第37話


コツコツと王城の地下へと続く階段を俺はゆっくりと降りていく。


この先にあるもの…というか居るもの…それは、この王都のマップに配置されたステージクリア後に挑むことのできる裏ボス、ヒュドラである。


『世界の終わりの物語』と言うRPGは、メインストーリーをクリアした後もたくさんの楽しめる要素を残した神ゲーである。


そんなクリア後にプレイヤーたちがこぞって打ち込むのが、各マップに一体配置された裏ボスの攻略である。


裏ボスは、魔王を倒しメインストーリーをクリアした後に解放され、その強さは、メインストーリーの中で登場するボスの数倍から十倍以上はある。


ゆえにクリア後そのまま挑んでも勝つことはできず、レベル上げや弱点魔法の収集が必要になったりするのだが…


「まー…レベル999なら流石に勝てるっしょ…」


俺は改めて自分のステータスを確認する。



===================


名前:グレン

職業:村人

年齢:12歳


レベル:999

攻撃:100890

防御:101200

敏捷:100340

魔力:100040


スキル:なし


直近獲得経験値:1000000


加護:<妖精の加護>


アイテム:<生と死の剣><勇者の剣><風の指輪>


次のレベルまでの経験値:0(レベル上限)


===================


レベルは上限値の999。


アイテムや魔法、スキルなどはまだまだ不足している感は否めないものの、しかし裏ボス『ヒュドラ』を倒すのには十分すぎるステータスであるといえる。


ちなみになんだが、ヒュドラのレベルは500。


つまり今の俺はヒュドラと比較してざっと二倍のレベルとステータスを備えていることになる。

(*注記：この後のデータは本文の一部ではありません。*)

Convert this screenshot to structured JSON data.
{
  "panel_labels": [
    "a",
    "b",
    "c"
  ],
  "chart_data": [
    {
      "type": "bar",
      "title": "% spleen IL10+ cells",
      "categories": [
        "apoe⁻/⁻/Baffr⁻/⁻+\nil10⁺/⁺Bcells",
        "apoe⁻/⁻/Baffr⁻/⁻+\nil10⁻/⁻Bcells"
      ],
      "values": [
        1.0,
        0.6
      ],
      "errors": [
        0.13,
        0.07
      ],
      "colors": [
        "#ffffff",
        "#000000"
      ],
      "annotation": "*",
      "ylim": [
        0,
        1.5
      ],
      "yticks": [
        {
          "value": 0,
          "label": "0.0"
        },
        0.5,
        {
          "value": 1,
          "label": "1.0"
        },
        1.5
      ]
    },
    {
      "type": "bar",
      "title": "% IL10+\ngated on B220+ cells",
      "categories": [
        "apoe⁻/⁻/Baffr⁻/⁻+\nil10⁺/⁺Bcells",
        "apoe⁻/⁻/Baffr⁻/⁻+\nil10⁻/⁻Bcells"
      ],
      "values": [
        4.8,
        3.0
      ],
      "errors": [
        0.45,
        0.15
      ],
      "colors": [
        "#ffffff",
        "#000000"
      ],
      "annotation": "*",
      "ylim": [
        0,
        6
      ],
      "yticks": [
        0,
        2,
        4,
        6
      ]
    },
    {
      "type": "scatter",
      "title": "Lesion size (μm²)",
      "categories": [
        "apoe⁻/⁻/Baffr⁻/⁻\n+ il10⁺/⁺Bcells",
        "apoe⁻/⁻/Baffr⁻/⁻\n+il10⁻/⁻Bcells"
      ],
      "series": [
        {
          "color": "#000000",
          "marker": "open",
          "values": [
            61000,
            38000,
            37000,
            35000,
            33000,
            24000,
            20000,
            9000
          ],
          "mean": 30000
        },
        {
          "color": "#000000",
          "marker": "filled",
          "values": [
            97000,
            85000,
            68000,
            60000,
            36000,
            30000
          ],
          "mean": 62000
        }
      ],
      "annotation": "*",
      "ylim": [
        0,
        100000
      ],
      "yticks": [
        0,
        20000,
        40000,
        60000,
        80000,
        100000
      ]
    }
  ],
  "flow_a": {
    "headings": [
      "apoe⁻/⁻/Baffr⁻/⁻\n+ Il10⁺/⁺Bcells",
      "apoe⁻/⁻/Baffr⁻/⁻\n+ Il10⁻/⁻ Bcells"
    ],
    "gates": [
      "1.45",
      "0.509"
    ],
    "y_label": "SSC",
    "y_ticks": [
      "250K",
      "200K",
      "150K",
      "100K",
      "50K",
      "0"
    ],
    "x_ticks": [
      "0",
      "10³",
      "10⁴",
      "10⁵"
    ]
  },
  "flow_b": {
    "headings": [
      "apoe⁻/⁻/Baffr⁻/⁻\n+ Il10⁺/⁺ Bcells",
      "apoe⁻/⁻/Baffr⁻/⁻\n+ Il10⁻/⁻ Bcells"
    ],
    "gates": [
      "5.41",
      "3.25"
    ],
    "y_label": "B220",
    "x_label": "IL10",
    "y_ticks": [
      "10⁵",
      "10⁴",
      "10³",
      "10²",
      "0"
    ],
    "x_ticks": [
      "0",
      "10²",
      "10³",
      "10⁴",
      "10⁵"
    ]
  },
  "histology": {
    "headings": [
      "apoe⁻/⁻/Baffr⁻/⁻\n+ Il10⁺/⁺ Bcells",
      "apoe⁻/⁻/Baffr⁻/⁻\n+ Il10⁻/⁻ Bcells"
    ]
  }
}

二倍もレベル差があれば、『世界の終わりの物語』では相性だとか耐性だとかを無視して力でゴリ押すことが可能である。


よって俺は、せっかく王城にいるうちに討伐可能であるヒュドラを攻略しておこうと思ったのだ。


「さて…以上に気づかれる前に早めに倒さないとな…」


入口を見張っていた騎士の2人は、一応隠してあるためすぐには見つからないだろうが、あまり時間もかけていられない。


誰かにヒュドラと俺が戦っているところを見られるのは論外として、そもそもヒュドラの存在自体を広めてしまうこと自体がアウトだ。


設定では確か、王城の地下に封印されているヒュドラの存在を知るのは国王と、一部の側近のみだからだ。


「ドロップアイテムはなんだったか…」


階段を降り切った先の廊下を歩きながら、俺はヒュドラからドロップするアイテムがなんだったかと記憶を手繰り寄せる。


裏ボスは、討伐するごとに非常に強力なドロップアイテムを落とすのだが、果たしてヒュドラのドロップアイテムはなんだったか…


「お、着いたな」


そうこうしているうちに突き当たりに到着。


俺の目の前に、中心にオーブの埋め込まれた巨大な扉が出現した。


「確か、手を翳すんだよな」


裏ボス部屋を開くのに、アイテムは必要ない。


クリア後は、その扉を封じているオーブに手を翳すだけでよかったはずだ。


ギィ…


「おー、よしよし。開いたな」


扉が重々しい音を立てて開いた。



〜扉の開錠を確認しました〜

〜ボス部屋内にいる間、アイテムを全て没収します〜


扉が開くと共に、頭の中にいつぞやのアナウンスが流れた。


裏ボス部屋では、アイテムは使うことが出来ない。


メインストーリーの生と死の剣も、当然ここでは使えない。


自分の体と、それから覚えた魔法や加護、もしくは呪いのみで戦わなくてはならないのだ。


「行くぞ…」


俺は扉の先の暗闇に足を踏み出していく。


ゴトン…


俺の背後で扉が閉まった。


裏ボスの部屋は、一度入るとボスを倒すまで出れない。


ボスに負けた場合は、デスペナルティを食らった上で扉の前にリスポンするわけだが…


「リスポンとかないし…ちょっと緊張するな」


今の俺はゲームをプレイしているわけではない。


実際の生きた人間として、ここに立っている。


万が一ヒュドラに負けた場合に、そこにあるのは死のみだ。


だから流石に少しは緊張する。


「まぁレベル差があると思うし、流石に大丈夫だとは思うが…」


緊張を紛らわそうと自分に言い聞かせるようにそんな呟きを漏らした矢先。


『グルルルルル…』


「出たな」


暗闇から唸り声が聞こえると共に、はるか頭上でいくつもの目が光り出した。